A Prediction Method for the Crack Propagation Risk Level of Rolling Bearings Based on the Finite Element-Neural Network Decoupling Framework
摘要
Accurate and effective calculation of the range of equivalent stress intensity factors is crucial for assessing the risk level of crack propagation in rolling bearings. In order to improve the calculation efficiency of the initial crack stress intensity factor range of rolling bearings, this study proposes a finite element neural network decoupling framework. This approach preserves physical mechanisms via finite element analysis while enabling real-time prediction through neural networks.

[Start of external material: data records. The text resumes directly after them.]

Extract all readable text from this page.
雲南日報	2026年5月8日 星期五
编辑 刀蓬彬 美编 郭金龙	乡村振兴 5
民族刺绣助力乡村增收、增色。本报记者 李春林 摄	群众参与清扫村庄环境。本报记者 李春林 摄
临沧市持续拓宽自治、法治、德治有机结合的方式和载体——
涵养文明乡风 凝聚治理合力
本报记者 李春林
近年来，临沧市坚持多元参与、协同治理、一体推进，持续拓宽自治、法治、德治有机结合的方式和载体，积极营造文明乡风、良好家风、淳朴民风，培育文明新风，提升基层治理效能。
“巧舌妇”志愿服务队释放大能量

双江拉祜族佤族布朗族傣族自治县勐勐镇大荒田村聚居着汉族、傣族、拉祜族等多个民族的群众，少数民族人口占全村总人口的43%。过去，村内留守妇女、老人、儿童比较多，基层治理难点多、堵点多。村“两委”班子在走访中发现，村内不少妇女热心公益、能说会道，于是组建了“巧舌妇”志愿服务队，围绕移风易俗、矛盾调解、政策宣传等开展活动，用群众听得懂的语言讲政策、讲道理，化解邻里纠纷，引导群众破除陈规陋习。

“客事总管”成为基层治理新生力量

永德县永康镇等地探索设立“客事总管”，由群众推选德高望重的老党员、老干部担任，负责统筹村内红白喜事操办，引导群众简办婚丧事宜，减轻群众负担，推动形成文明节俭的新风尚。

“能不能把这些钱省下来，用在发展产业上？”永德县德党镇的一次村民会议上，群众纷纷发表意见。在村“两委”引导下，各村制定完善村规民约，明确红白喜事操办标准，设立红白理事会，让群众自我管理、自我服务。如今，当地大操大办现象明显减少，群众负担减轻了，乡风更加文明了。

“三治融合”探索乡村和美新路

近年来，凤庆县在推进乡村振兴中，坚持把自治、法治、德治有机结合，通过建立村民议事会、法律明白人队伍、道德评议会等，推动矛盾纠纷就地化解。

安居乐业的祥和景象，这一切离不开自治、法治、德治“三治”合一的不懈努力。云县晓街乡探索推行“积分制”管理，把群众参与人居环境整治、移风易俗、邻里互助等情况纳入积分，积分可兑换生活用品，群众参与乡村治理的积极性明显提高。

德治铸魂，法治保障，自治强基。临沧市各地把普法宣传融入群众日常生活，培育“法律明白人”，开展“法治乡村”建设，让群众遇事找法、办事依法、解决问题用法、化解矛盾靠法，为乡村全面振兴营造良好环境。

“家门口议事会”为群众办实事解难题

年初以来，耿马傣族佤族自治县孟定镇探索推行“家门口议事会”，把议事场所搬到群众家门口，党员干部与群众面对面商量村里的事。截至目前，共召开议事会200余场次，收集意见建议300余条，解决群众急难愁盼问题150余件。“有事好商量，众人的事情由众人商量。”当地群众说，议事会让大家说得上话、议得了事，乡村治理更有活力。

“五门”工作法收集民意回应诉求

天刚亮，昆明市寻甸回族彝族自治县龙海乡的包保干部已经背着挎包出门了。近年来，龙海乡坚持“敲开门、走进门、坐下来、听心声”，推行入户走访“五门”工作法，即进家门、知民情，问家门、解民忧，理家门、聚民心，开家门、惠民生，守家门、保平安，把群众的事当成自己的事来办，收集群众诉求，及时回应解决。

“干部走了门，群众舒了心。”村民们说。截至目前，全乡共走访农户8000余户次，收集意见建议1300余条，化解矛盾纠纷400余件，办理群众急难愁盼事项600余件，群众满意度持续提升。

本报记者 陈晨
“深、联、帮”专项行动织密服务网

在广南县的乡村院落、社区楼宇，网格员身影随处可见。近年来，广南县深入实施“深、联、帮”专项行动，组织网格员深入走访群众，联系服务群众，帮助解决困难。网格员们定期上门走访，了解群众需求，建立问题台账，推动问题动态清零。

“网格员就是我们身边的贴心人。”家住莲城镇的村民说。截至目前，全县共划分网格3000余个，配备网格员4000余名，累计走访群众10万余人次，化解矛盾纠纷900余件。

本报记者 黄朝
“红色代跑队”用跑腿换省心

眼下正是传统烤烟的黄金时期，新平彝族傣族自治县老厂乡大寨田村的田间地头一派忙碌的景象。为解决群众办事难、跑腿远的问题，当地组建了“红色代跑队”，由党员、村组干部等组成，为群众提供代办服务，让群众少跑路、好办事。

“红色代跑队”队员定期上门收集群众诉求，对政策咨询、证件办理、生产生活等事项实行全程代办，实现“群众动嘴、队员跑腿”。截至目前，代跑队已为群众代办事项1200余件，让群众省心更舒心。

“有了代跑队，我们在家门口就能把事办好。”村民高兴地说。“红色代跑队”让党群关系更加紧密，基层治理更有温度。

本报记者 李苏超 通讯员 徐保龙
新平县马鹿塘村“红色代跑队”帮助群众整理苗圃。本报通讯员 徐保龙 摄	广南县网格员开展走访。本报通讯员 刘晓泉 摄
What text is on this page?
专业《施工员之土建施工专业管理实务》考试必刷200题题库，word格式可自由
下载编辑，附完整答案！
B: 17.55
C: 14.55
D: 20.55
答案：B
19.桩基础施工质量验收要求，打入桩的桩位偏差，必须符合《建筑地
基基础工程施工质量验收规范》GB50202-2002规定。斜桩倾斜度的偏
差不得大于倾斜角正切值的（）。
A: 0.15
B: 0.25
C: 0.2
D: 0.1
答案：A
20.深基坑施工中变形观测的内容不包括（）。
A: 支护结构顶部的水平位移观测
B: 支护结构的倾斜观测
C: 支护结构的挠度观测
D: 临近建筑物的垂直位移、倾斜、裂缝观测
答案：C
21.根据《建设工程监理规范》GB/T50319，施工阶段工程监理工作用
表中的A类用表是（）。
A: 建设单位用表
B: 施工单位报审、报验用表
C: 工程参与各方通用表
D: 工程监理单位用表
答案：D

First, a precise finite element model of GCr15 bearing steel was established. Stress intensity factors at the crack tip were computed through interactive analysis between ABAQUS and FRANC3D, with FRANC3D verifying finite element mesh convergence (Hertz contact error < 5%) prior to stress intensity factor calculation. Subsequently, a dataset of 216 samples was constructed, incorporating loading conditions, crack geometric parameters, and corresponding stress intensity factor range values. Bayesian regularization was employed to mitigate overfitting in this limited sample size (216 data points). A dual-hidden-layer Bayesian Regularized Backpropagation Neural Network (15 nodes/layer) was designed, with the two-hidden-layer architecture determined through sensitivity analysis, to achieve rapid prediction of stress intensity factor range. The proposed model achieved a mean absolute percentage error of just 3.61% on the test set, with prediction errors below 7% for unseen parameters. Compared to conventional simulations, this framework improved computational efficiency by over 90%, reducing the stress intensity factor range prediction time from hours to seconds. This method provides a robust and effective engineering solution for rapidly assessing the risk level of crack propagation in rolling bearings.